Today is World Water Day and the all familiar phrase, ‘water is life’ may come to mind. This year, the focus is about “accelerating change to solve the [global] water and sanitation crisis”.
The United Nations (UN) states that we have a “lifetime opportunity to enable water, sanitation and hygiene for all”. They also stress that “dysfunction throughout the water cycle undermines progress on all major global issues, from health to hunger, gender equality to jobs, education to industry, and disasters to peace.”
It is with that concern that the United Nations Water Conference will stress the importance of radically accelerate actions to make water, sanitation, and hygiene (WASH) a reality for all.
The conference, being held today (March 22), for the first time in nearly 50 years will focus “on [the] accelerated implementation and improved impact towards achieving sustainable development goal (SDG) 6 and other water-related goals and targets.

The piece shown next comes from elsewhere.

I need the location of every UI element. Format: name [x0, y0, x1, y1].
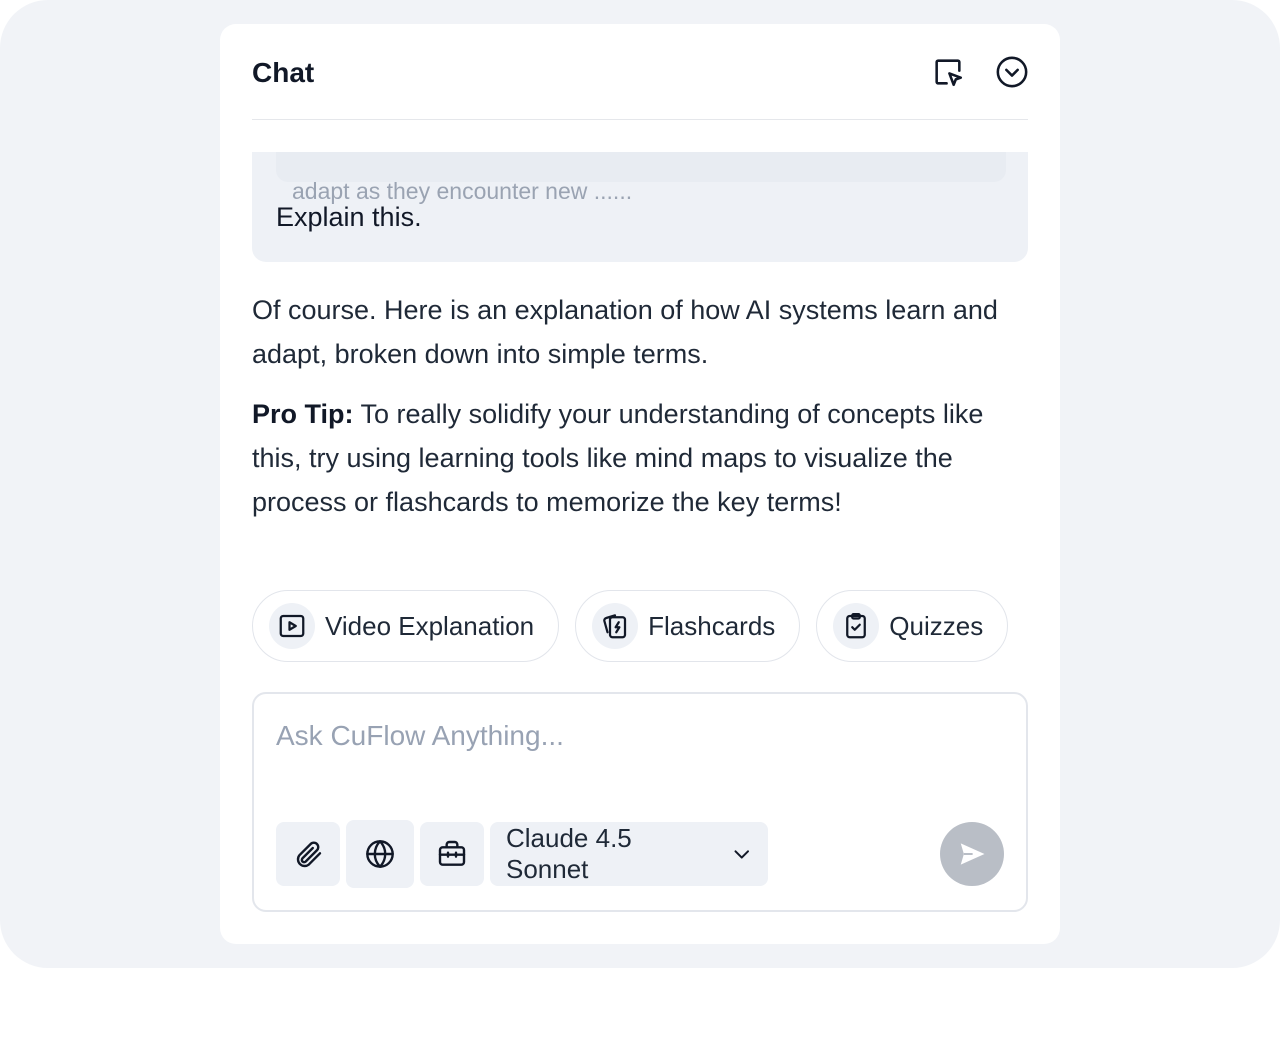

The UN highlights that “the existing and future challenges in the field of water require innovative and transformative ideas and a ‘beyond business as usual’ approach”.
JOINT STATEMENT FROM WHO AND UNICEF
In a joint statement issued by the World Health Organization (WHO) and the United Nations Children’s Fund (UNICEF), they state that “around the world, two billion people lack safe drinking water and 3.6 billion people, almost half the world’s population, use sanitation services that leave human waste untreated.
The two organisations state that millions of children and families do not have adequate WASH services including soap to wash their hands: the consequences, of which, can be deadly.
WHO and UNICEF shared that at least 1.4 million people, many of who are children, die from preventable causes linked to unsafe water and poor sanitation each year. Cholera, for example, is spreading in countries that have not had outbreaks in decades.
“Half of all health care facilities, where proper hygiene practices are especially critical, lack water and soap or alcohol-based hand sanitising solution,” the two entities said in their joint statement. “The social and economic consequences of inadequate water and sanitation services are also devastating. Without these critical services, people fall ill,” they continued, pointing out that children, especially girls often miss out on learning, and entire communities get displaced by water scarcity.
ACCESS TO SAFE WATER
In addressing the benefits of accessing safe water and sanitation, WHO and UNICEF state that they “are key to [the] healthy development in children and for sustaining [the] well-being [of] adults”. The joint statement also highlighted that safe water and sanitation “offer a pathway to broader social and economic progress by supporting community health and productivity.”
“All of us have the right to safe water, proper sanitation and hygiene, yet so many go without. Collectively, the world needs to at least quadruple the current rates of progress in order to achieve universal access to safely managed WASH services by 2030. Progress needs to be even faster in fragile contexts and the poorest countries, to protect people’s health and futures,” the joint statement stressed.